October

October is my favorite month of the year.

It is the month that invites us to pull on wool sweaters, wrap ourselves in warm scarves, pull on our boots, and head outside. Punctuated by blazing blue skies, vibrant colors, falling temperatures, and changing weather patterns, October is a threshold month, marking the middle of autumn. It says that summer is over, but not quite yet. Winter is coming, but not quite yet. Time seems to slow down even as the passing of the year speeds up. This month says that there is still time to bask in the light and breathe in the fresh air. It calls on us to make the most of our shortening days, because darkness is on the way. Not a darkness to be feared, but welcomed, as it beckons us inward to take stock of what has been, where we are, and where life might be calling us.

October is my favorite month of the year.

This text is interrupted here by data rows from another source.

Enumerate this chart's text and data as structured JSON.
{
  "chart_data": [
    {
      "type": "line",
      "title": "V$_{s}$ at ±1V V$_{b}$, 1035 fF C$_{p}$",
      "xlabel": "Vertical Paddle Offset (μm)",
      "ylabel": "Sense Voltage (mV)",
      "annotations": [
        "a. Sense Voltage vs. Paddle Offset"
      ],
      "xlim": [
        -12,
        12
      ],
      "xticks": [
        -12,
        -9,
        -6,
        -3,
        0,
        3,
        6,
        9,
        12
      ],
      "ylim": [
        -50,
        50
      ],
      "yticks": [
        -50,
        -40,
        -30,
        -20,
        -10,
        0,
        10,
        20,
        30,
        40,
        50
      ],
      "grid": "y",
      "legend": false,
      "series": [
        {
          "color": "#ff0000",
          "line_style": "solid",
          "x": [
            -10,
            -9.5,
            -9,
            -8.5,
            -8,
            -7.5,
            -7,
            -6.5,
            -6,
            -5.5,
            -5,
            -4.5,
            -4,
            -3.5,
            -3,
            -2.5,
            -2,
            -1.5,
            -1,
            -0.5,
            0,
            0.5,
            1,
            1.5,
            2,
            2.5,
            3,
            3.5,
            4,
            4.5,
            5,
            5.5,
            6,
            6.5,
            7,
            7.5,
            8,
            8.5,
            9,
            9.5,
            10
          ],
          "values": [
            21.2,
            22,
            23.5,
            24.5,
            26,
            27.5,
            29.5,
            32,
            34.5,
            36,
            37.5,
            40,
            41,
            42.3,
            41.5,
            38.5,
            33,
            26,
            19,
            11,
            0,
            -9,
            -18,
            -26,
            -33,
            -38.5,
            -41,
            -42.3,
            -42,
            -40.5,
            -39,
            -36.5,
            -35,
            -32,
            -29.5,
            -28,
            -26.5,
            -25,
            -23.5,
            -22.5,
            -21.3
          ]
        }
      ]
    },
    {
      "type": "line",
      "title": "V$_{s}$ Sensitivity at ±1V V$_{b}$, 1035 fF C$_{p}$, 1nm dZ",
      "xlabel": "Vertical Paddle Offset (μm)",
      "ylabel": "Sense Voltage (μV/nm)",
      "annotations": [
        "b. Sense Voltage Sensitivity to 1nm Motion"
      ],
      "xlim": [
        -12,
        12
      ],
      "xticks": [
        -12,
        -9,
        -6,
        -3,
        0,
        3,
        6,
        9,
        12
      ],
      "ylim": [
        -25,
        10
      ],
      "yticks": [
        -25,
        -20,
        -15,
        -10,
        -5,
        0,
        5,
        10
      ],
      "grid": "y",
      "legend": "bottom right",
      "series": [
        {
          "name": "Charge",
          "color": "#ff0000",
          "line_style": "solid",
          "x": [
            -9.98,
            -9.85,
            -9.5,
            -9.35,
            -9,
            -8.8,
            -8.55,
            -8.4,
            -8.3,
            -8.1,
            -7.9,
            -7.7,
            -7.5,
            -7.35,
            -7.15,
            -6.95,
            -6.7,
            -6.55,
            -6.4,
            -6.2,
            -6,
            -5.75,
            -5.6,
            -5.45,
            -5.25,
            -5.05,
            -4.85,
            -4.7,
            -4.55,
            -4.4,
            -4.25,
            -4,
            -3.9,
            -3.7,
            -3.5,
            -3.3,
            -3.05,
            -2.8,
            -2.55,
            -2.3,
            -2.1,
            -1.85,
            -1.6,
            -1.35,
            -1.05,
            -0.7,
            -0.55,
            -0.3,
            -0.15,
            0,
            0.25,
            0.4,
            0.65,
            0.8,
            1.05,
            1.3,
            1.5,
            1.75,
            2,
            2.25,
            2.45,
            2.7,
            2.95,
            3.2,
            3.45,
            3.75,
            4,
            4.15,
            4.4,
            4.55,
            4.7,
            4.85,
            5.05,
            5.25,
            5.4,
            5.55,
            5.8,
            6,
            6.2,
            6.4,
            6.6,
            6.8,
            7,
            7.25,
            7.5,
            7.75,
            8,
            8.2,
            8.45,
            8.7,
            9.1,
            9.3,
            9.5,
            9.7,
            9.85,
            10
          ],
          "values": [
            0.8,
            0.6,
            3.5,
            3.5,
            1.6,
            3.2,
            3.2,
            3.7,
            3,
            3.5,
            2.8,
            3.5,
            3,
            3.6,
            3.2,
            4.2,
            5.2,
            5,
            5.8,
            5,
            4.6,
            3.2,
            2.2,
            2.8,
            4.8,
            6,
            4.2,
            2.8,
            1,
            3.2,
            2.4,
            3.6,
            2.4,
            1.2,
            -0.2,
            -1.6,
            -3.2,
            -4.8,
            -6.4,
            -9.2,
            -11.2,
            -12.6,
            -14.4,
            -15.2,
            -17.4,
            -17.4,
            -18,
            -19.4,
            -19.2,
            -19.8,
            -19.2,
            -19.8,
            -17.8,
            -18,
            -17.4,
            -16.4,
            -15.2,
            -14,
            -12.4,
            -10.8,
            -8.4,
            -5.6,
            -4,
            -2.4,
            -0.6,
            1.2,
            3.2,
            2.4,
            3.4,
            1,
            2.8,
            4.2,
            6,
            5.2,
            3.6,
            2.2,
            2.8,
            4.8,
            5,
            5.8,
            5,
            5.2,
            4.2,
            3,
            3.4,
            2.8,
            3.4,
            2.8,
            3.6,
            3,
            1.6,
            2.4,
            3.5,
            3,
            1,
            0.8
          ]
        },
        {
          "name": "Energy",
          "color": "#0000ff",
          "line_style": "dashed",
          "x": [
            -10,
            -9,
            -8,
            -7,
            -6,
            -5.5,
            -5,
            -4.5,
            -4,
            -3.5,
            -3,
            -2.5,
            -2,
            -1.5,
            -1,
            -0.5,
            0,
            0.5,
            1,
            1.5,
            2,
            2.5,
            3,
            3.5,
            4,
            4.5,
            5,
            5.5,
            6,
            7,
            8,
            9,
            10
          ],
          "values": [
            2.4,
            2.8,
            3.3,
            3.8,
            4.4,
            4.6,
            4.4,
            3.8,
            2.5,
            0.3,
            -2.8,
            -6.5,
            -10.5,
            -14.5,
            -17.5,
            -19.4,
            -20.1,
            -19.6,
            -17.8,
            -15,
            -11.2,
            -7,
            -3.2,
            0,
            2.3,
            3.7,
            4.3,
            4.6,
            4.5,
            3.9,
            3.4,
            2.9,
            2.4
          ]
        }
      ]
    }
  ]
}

It is the month when life dances with death, as the fullness of the harvest makes way for the emptiness of winter. We celebrate the accumulated fruits of our labor even as we anticipate the upcoming months of bare trees, frozen ground, and the plants and animals that must go dormant in order to gather the strength to rise again. An elder among the months, October reminds us that for everything there is a season, and a time for every purpose under heaven. It invites us to offer all of our accumulated experience and hard earned wisdom to the world within our reach. It cheers us on, and reminds us that ending well matters, be that a year or a life. In this liminal space between summer and winter, we are called to live into our wholeness, or in the words of Ian Morgan Cron in his bookThe Road Back To You “…to run and complete the errand on which God has sent us here.” These are awesome days. Ones not to be squandered, but lived with abandon.

October is my favorite month of the year.

An elder among us, I am living in the October of my life. A time to offer my own accumulated experience and hard earned wisdom to the world within my reach. A time to celebrate the fullness of my harvest, and to anticipate all that is to come in whatever time I have left on the planet. It the time to continue to live well now so as to end well then. These are awesome days. Ones not to be squandered, but lived with abandon.

I was born on October 12, 1953, and today marks my 70th trip around the sun.

No wonder October is my favorite month of the year.

(Written with gratitude for all who have loved me along the trail. Onward we go, together.)